28 novembre 1857 : Charles-Valentin Alkan, un curieux phénomène et génie caché de la musique
Instant classique – 28 novembre 1857… 161 années jour pour jour. Charles-Valentin Alkan (1813-1888) était un personnage un peu étrange. Tellement étrange qu’on a beaucoup oublié qu’il s’agissait rien moins que d’un des plus grands compositeurs pour piano français. On l’a oublié car il s’est employé à se cacher des autres et du monde.
Né dans une famille de musiciens, il suscite très tôt un vif intérêt, qui peu à peu disparaît. Il a vécu toute sa vie à Paris, sans jamais en sortir (sauf une fois, pour aller… à Londres…). Ami et grand admirateur de Frédéric Chopin, il était soutenu par Franz Liszt, qui le considérait comme un très grand pianiste.
Mélancolique au dernier degré, misanthrope, il se cachait constamment. Il ne faut donc pas s’étonner s’il a été supplanté par un autre à un poste qu’il convoitait au conservatoire. Méfiant et paranoïaque, il organisera quand même quelques concerts assez suivis, mais ne paraîtra plus en public après 1873, ne vivra que de ses leçons (malgré son caractère, c’était un grand pédagogue) et se consacre à la composition. Il n’a pratiquement écrit que pour le piano. Sa mort même est mystérieuse : sa bibliothèque lui serait tombée dessus alors qu’il cherchait à attraper un livre un peu haut…

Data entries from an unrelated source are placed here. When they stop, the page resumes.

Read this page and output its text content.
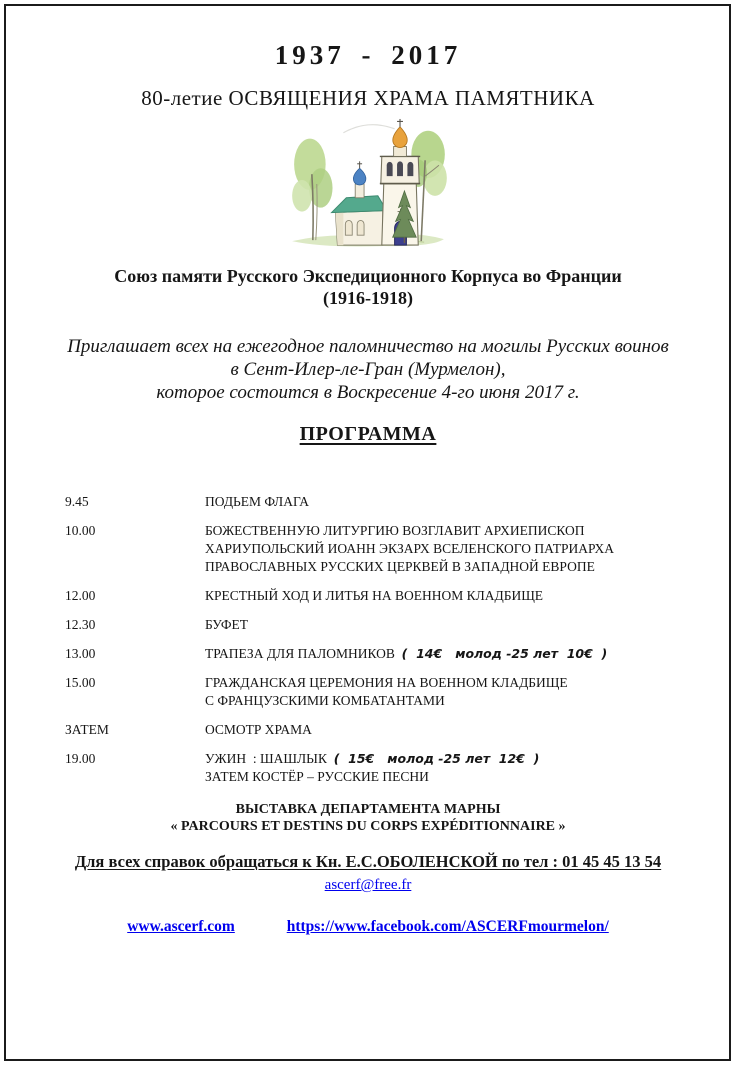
1937 - 2017
80-летие ОСВЯЩЕНИЯ ХРАМА ПАМЯТНИКА
Союз памяти Русского Экспедиционного Корпуса во Франции
(1916-1918)
Приглашает всех на ежегодное паломничество на могилы Русских воинов
в Сент-Илер-ле-Гран (Мурмелон),
которое состоится в Воскресение 4-го июня 2017 г.
ПРОГРАММА
9.45	ПОДЬЕМ ФЛАГА
10.00	БОЖЕСТВЕННУЮ ЛИТУРГИЮ ВОЗГЛАВИТ АРХИЕПИСКОП
ХАРИУПОЛЬСКИЙ ИОАНН ЭКЗАРХ ВСЕЛЕНСКОГО ПАТРИАРХА
ПРАВОСЛАВНЫХ РУССКИХ ЦЕРКВЕЙ В ЗАПАДНОЙ ЕВРОПЕ
12.00	КРЕСТНЫЙ ХОД И ЛИТЬЯ НА ВОЕННОМ КЛАДБИЩЕ
12.30	БУФЕТ
13.00	ТРАПЕЗА ДЛЯ ПАЛОМНИКОВ  (  14€   молод -25 лет  10€  )
15.00	ГРАЖДАНСКАЯ ЦЕРЕМОНИЯ НА ВОЕННОМ КЛАДБИЩЕ
С ФРАНЦУЗСКИМИ КОМБАТАНТАМИ
ЗАТЕМ	ОСМОТР ХРАМА
19.00	УЖИН  : ШАШЛЫК  (  15€   молод -25 лет  12€  )
ЗАТЕМ КОСТЁР – РУССКИЕ ПЕСНИ
ВЫСТАВКА ДЕПАРТАМЕНТА МАРНЫ
« PARCOURS ET DESTINS DU CORPS EXPÉDITIONNAIRE »
Для всех справок обращаться к Кн. Е.С.ОБОЛЕНСКОЙ по тел : 01 45 45 13 54
ascerf@free.fr
www.ascerf.com	https://www.facebook.com/ASCERFmourmelon/
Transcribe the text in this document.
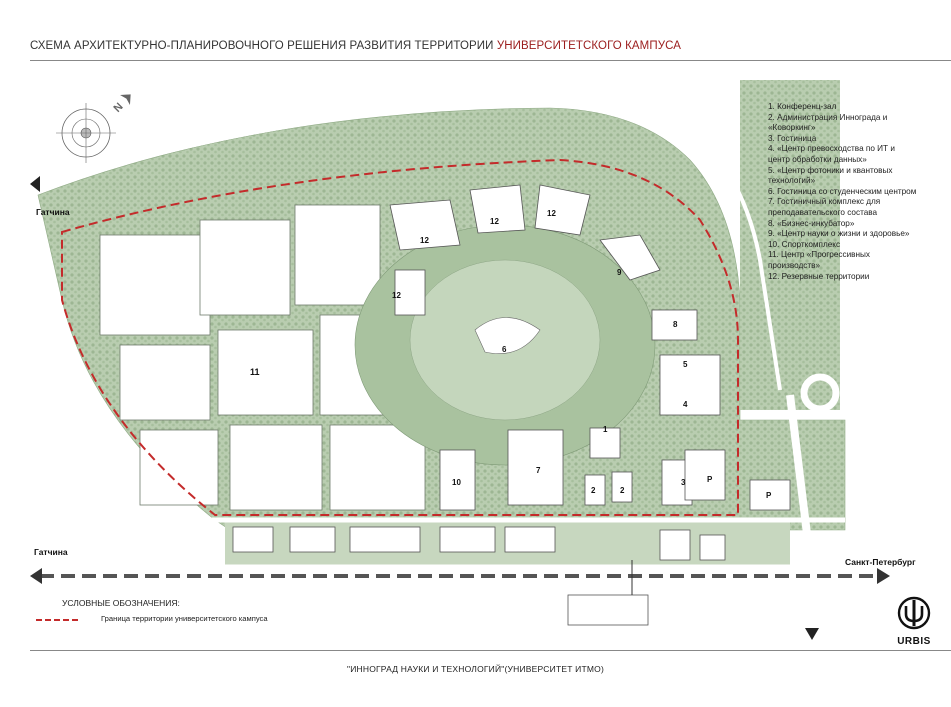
СХЕМА АРХИТЕКТУРНО-ПЛАНИРОВОЧНОГО РЕШЕНИЯ РАЗВИТИЯ ТЕРРИТОРИИ УНИВЕРСИТЕТСКОГО КАМПУСА
N
11
10
7
6
1
2	2
3	P
P
5
4
8
9
12
12
12
12
Гатчина
Гатчина
Санкт-Петербург
1. Конференц-зал
2. Администрация Иннограда и
«Коворкинг»
3. Гостиница
4. «Центр превосходства по ИТ и
центр обработки данных»
5. «Центр фотоники и квантовых
технологий»
6. Гостиница со студенческим центром
7. Гостиничный комплекс для
преподавательского состава
8. «Бизнес-инкубатор»
9. «Центр науки о жизни и здоровье»
10. Спорткомплекс
11. Центр «Прогрессивных
производств»
12. Резервные территории
УСЛОВНЫЕ ОБОЗНАЧЕНИЯ:
Граница территории университетского кампуса
URBIS
"ИННОГРАД НАУКИ И ТЕХНОЛОГИЙ"(УНИВЕРСИТЕТ ИТМО)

Ce 28 novembre 1857, la revue Bibliographie de la France relate une nouvelle publication de Charles-Valentin Alkan – de son vrai nom Morhange – consistant en douze études dans tous les tons mineurs, opus 39 de l’artiste. Dédiées à François-Joseph Fétis et parues chez Richault, ces douze études ne connaissent aucun précédent ni n’auront aucun équivalent, même chez Satie – qui aimera pourtant les titres excentriques.
Dans cette œuvre fleuve longue de deux bonnes heures, Charles-Valentin Alkan a écrit des pièces uniques avec des sous-titres (« Comme le vent », « scherzo diabolico », « ouverture », « En rythme molossique » ou « Le festin d’Ésope », que j’ai choisi ici et qui clôt ces études), mais aussi une vaste Symphonie pour piano seul en quatre mouvements, ainsi qu’un énorme Concerto pour piano (seul). De quoi mériter son surnom de « Berlioz du piano » car, quand on les écoute, on a l’impression d’entendre un orchestre. Inutile de dire qu’il ne faut pas être débutant…

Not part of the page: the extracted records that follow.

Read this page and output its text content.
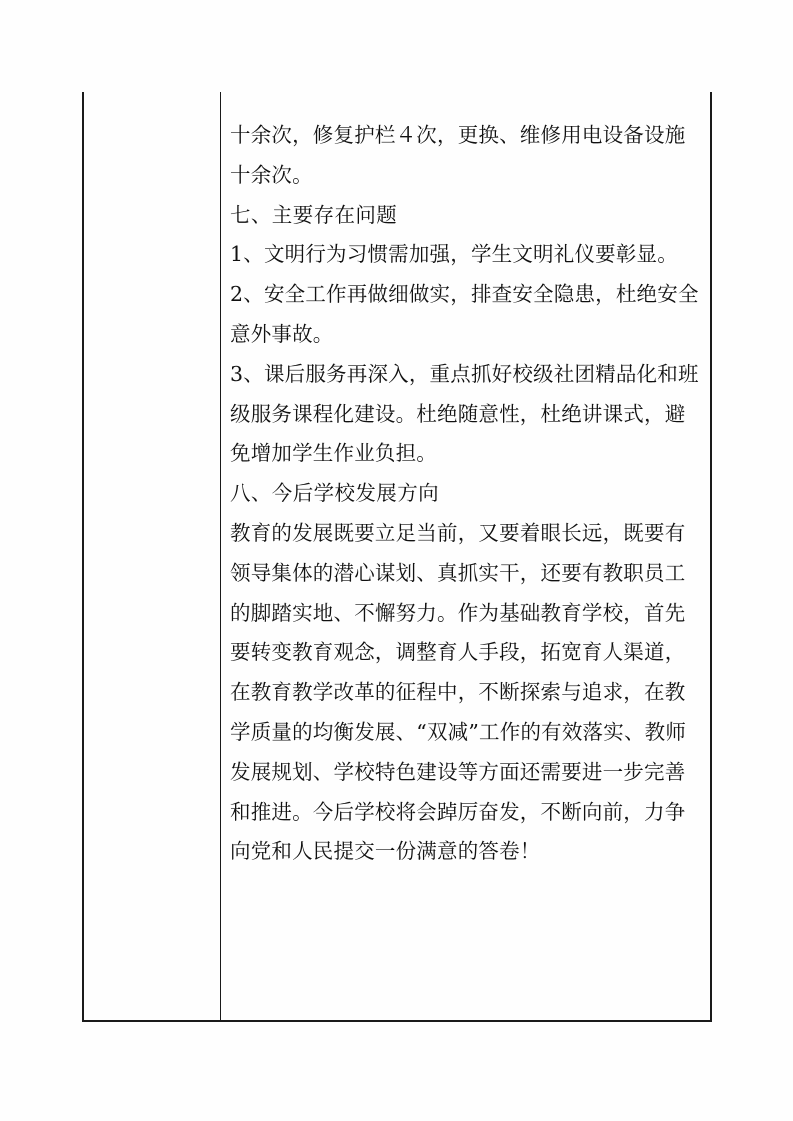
十余次，修复护栏４次，更换、维修用电设备设施
十余次。
七、主要存在问题
1、文明行为习惯需加强，学生文明礼仪要彰显。
2、安全工作再做细做实，排查安全隐患，杜绝安全
意外事故。
3、课后服务再深入，重点抓好校级社团精品化和班
级服务课程化建设。杜绝随意性，杜绝讲课式，避
免增加学生作业负担。
八、今后学校发展方向
教育的发展既要立足当前，又要着眼长远，既要有
领导集体的潜心谋划、真抓实干，还要有教职员工
的脚踏实地、不懈努力。作为基础教育学校，首先
要转变教育观念，调整育人手段，拓宽育人渠道，
在教育教学改革的征程中，不断探索与追求，在教
学质量的均衡发展、“双减”工作的有效落实、教师
发展规划、学校特色建设等方面还需要进一步完善
和推进。今后学校将会踔厉奋发，不断向前，力争
向党和人民提交一份满意的答卷！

Le Festin d’Ésope est une série de vingt-cinq variations (elles sont numérotées sur la partition) sur un thème assez entêtant, le tout d’une extrême difficulté. On peut dire que pour un festin, c’en est un !
Alkan était un génie. Il revient peu à peu en grâce ces dernières années, mais sa musique est passionnante et il faut vraiment espérer qu’elle sera davantage diffusée à l’avenir. Pour ma part et à mon très modeste niveau, j’espère y contribuer avec ceux qui voudront bien écouter cette pièce.